Frank Johnson wrote:
"Chris L Peterson" wrote in message
...

On Sat, 07 Jan 2006 16:16:24 GMT, "Frank Johnson"
wrote:

While it's true that webcams are doing wonders for certain types of

seeing,
in many areas of the US during the Wintertime, the jetstream is

constantly
overhead and even a webcam cannot undo this blurring.


The problem here is the scale length of the jet stream turbulence is
shorter and it is moving past your aperture a lot faster. In principle
if you could freeze the seeing you would eventually get some lucky
frames but the problem is that a webcam isn't fast enough to do it.

these new adaptive optics scopes, like the new pro scope used for solar
imaging, which also incorporate speckle imaging and reconstruction- why
nothing for amateurs?

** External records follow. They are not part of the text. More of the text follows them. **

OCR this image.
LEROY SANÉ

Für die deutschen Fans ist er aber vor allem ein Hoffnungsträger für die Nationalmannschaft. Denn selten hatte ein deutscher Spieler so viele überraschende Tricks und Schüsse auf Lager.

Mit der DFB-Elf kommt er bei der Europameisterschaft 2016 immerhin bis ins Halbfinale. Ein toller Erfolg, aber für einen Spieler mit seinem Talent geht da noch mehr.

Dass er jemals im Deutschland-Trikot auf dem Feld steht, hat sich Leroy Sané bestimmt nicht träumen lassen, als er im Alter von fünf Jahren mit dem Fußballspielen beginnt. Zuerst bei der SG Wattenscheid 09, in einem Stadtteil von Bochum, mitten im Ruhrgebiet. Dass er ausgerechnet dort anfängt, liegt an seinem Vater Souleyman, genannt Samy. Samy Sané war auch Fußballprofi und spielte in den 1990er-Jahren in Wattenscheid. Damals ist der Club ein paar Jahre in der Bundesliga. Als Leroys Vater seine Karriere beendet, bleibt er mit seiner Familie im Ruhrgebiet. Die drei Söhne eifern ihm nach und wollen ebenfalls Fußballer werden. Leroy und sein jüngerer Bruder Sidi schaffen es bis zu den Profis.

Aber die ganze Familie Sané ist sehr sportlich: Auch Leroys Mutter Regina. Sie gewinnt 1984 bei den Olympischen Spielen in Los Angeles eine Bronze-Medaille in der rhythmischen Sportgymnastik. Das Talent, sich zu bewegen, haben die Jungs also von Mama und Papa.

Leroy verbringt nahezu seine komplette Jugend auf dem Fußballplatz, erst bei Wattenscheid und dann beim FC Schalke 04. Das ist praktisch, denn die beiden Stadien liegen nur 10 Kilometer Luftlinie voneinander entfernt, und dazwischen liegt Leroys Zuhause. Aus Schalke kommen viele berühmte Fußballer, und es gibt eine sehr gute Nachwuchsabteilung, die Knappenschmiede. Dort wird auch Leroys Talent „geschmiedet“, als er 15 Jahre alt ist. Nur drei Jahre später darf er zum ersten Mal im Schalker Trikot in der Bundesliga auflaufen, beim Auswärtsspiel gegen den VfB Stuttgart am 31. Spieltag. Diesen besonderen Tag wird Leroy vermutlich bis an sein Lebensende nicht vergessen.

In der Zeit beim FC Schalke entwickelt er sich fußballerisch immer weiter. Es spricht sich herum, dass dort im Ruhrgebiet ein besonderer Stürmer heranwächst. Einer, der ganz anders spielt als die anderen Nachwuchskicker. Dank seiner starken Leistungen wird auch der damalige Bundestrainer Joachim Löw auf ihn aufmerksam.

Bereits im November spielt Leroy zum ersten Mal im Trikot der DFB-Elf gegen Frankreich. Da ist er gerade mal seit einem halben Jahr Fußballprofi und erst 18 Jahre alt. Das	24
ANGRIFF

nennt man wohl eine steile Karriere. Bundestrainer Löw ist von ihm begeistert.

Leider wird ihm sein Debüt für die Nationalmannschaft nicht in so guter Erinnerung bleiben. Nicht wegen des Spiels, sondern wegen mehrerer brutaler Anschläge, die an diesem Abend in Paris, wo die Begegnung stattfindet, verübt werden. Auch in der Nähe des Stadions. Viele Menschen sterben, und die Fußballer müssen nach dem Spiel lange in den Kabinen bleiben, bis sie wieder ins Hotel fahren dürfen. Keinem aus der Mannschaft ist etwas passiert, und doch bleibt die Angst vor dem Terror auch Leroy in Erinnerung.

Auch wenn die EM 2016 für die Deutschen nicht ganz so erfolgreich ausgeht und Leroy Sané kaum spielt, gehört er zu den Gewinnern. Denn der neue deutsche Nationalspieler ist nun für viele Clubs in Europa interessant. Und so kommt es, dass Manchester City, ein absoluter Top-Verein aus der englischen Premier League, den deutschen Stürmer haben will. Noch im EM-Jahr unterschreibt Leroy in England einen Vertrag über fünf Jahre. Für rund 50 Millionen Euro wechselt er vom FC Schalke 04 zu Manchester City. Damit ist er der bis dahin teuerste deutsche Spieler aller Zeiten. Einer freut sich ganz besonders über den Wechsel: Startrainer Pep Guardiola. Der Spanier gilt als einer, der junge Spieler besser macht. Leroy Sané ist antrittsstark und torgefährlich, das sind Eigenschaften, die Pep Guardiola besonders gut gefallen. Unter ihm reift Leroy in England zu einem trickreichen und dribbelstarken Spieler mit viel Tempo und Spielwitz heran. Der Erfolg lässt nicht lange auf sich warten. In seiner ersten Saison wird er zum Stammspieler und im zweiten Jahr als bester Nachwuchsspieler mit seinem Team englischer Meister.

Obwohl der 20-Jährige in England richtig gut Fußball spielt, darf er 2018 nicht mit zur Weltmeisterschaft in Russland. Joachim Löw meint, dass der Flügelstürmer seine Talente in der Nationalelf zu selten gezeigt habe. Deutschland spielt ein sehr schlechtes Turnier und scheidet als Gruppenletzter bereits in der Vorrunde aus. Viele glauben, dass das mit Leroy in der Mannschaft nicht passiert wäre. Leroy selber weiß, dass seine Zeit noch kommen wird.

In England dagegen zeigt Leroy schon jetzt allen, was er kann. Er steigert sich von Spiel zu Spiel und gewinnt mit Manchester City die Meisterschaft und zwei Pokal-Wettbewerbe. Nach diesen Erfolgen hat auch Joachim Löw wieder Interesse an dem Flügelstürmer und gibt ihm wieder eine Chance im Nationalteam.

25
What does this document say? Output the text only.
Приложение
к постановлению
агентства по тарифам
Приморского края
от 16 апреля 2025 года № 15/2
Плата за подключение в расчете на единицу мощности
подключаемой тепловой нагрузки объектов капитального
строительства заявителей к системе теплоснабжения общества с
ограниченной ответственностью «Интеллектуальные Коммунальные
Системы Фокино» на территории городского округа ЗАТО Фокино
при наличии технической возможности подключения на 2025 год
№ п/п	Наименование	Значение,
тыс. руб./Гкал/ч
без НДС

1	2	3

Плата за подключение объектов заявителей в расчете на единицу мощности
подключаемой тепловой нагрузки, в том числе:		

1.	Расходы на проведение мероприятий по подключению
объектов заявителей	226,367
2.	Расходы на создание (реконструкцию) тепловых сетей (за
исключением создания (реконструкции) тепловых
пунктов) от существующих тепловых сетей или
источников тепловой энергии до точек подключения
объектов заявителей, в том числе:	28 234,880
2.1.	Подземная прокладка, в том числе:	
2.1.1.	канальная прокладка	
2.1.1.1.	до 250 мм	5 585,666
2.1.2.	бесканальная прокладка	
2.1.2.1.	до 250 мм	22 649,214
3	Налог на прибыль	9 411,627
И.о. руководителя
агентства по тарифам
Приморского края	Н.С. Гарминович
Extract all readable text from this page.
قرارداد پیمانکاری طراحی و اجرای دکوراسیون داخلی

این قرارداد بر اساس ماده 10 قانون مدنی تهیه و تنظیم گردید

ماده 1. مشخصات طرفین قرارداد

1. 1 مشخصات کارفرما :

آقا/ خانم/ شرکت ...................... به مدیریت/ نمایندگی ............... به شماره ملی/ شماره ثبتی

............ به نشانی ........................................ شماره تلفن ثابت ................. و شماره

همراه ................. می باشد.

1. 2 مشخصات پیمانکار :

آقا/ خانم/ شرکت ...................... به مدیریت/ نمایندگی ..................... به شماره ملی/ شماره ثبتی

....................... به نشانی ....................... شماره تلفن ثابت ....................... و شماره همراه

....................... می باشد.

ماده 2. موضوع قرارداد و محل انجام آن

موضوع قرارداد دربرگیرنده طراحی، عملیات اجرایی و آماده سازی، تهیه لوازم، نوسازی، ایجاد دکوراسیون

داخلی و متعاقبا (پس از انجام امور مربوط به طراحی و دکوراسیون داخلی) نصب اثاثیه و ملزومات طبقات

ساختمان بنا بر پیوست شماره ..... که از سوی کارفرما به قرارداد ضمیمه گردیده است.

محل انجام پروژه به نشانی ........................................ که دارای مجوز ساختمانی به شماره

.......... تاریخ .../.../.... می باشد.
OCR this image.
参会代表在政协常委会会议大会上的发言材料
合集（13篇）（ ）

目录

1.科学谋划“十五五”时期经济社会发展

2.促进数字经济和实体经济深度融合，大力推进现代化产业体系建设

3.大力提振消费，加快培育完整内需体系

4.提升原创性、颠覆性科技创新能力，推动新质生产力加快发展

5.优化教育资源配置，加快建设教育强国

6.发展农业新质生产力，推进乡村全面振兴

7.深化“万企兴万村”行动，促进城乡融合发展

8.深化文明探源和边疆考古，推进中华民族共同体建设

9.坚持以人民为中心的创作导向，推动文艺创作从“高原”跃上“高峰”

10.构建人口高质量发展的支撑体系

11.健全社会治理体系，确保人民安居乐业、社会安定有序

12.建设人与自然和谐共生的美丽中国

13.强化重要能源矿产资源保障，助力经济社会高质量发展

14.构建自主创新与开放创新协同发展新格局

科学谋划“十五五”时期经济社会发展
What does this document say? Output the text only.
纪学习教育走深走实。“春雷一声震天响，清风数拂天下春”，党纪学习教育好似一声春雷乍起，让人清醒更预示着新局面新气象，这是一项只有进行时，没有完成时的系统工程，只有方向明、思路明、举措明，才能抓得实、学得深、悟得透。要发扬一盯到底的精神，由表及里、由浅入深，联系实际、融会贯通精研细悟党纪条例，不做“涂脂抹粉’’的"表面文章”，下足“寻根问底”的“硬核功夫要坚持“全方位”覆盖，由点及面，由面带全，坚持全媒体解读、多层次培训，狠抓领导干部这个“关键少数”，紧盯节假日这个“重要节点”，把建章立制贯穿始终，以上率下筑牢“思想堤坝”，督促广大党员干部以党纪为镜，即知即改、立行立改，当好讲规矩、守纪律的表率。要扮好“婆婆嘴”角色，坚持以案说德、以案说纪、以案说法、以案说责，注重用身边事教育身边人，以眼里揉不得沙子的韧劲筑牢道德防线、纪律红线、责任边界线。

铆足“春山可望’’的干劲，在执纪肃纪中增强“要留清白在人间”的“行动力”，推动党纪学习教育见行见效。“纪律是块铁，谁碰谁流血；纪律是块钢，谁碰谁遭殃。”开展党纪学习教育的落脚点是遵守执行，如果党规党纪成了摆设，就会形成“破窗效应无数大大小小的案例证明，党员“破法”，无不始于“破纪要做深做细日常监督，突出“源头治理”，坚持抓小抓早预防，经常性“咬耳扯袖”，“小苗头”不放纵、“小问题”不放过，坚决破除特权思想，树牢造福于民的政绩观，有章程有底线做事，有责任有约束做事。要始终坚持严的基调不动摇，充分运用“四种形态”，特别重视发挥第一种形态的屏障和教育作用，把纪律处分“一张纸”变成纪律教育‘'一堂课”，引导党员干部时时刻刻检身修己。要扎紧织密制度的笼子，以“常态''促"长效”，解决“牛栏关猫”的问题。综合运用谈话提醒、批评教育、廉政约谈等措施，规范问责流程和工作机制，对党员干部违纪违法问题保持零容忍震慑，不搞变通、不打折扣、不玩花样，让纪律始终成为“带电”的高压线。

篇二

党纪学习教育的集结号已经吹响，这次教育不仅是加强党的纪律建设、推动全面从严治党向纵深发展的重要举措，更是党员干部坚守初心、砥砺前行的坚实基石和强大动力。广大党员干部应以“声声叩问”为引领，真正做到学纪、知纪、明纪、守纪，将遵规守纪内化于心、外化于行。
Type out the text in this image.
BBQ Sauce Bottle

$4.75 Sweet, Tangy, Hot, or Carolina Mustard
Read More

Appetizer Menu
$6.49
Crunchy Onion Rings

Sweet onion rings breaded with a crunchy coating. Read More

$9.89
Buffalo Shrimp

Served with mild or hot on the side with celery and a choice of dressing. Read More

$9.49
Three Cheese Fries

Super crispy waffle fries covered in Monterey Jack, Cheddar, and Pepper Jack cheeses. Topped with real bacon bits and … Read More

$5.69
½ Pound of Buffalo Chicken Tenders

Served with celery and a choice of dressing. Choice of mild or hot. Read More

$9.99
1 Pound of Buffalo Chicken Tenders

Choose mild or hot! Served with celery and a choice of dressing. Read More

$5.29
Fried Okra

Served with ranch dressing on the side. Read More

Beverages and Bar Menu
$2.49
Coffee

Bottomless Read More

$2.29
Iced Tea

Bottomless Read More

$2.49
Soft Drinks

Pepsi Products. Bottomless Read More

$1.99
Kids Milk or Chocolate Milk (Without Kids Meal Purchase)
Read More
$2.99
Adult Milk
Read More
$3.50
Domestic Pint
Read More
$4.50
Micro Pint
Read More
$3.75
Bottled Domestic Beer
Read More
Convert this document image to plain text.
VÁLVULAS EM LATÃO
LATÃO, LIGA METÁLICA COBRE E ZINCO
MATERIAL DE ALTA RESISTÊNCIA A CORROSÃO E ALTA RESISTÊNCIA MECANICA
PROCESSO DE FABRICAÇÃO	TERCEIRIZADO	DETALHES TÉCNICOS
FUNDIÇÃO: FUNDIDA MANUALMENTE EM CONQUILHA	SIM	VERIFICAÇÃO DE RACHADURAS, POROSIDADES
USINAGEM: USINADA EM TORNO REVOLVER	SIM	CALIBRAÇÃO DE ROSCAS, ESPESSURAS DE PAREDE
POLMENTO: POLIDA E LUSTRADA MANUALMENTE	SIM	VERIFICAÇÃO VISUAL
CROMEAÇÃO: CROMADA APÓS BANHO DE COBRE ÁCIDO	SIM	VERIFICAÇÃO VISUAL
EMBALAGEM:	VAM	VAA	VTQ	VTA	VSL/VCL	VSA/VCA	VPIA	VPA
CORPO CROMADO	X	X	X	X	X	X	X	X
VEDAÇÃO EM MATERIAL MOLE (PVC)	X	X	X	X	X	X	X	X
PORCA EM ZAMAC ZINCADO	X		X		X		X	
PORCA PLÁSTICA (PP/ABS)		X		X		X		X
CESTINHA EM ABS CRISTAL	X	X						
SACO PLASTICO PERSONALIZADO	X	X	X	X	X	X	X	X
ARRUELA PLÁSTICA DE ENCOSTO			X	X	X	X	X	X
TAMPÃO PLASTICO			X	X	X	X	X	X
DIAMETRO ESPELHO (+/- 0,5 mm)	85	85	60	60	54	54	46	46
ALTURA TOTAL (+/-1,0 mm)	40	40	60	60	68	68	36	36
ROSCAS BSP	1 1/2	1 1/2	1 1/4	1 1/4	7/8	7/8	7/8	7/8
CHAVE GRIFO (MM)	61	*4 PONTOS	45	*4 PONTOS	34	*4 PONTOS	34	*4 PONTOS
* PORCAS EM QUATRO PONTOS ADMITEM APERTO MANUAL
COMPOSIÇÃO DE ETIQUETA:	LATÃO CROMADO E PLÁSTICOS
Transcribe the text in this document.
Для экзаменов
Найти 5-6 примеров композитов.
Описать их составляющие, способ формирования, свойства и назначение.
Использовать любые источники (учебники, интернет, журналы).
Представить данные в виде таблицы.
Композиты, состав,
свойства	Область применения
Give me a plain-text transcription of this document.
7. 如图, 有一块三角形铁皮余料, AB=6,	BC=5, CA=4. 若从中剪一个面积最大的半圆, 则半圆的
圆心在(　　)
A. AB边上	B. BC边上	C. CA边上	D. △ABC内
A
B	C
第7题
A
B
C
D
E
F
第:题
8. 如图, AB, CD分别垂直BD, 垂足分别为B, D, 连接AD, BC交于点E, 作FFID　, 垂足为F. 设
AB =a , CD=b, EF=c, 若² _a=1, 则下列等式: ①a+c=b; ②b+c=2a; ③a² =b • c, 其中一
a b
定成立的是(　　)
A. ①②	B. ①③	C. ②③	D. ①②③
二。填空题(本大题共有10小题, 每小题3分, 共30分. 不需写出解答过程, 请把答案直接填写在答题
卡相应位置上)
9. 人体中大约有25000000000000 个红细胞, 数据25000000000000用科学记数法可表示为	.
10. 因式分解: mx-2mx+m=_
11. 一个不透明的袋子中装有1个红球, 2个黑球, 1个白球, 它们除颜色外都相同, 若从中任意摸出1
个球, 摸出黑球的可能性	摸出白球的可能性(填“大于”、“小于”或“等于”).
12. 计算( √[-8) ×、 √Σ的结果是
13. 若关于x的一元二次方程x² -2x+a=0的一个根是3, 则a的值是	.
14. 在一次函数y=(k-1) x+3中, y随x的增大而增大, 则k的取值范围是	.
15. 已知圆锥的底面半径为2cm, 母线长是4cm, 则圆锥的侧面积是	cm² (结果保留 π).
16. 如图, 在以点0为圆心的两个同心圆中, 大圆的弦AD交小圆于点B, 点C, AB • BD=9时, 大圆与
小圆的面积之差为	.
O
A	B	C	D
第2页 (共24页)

Couldn't blurring of frames (caused by high
jetstreams) be deblurred or "reconstructed" so blurring is minimized.


Speckle is only realistic on apertures of 0.5m and above and requires
narrow bandpass filters to do it. It should be within the abilities of
amateurs to do now on bright stars but I don't know of anyone doing it.

programs that can do this or maybe jetstream effects still can't be truly
nullified.


It is better to get good data in the first place.

Deconvolution techniques can help to reconstruct distorted images, but
there is no certain way to determine just where any given photon came
from. Deconvolution is a sort of educated guess, but it frequently
produces invalid data- and there is no getting around that problem.


It is probably better to say that deconvolution attempts to produces a
representation of what the sky brightness looked like before it was
convolved with your instrumental response function. It is valid in the
sense that what it produces when blurred would look like your
observational data to within the measurement noise. But there are many
such images that meet these requirements and choosing a suitably
represenative one is fraught with difficulty.

Serious problems will arise if you ask the wrong question of your data.

Even in a perfect world these deconvolution codes produce images with
artefacts that are different and unfamiliar and that can be a problem in
eg medical diagnosis.

Hi, yes, I already pretty much understand the current techniques involving
adaptive optics. I myself have experimented on Jupiter by using one of its
moons as a PSF. Then I tried to apply max ent to Jupiter only to end up
with a very noisy and artifact prone result. As you said, there simply
might have not been enough signal to work with.


Signal to noise was probably OK. The thing that would most likely have
caused trouble is that the Galilean moons are not unresolved objects in
any reasonable sized scope. You set a the program problem that had no
reasonable answer.

You need the instrumental psf determined from a bright field star (and
it is rare to have one) or modelled from theory. Any errors in the psf
determination are amplified by any of the deconvolution methods.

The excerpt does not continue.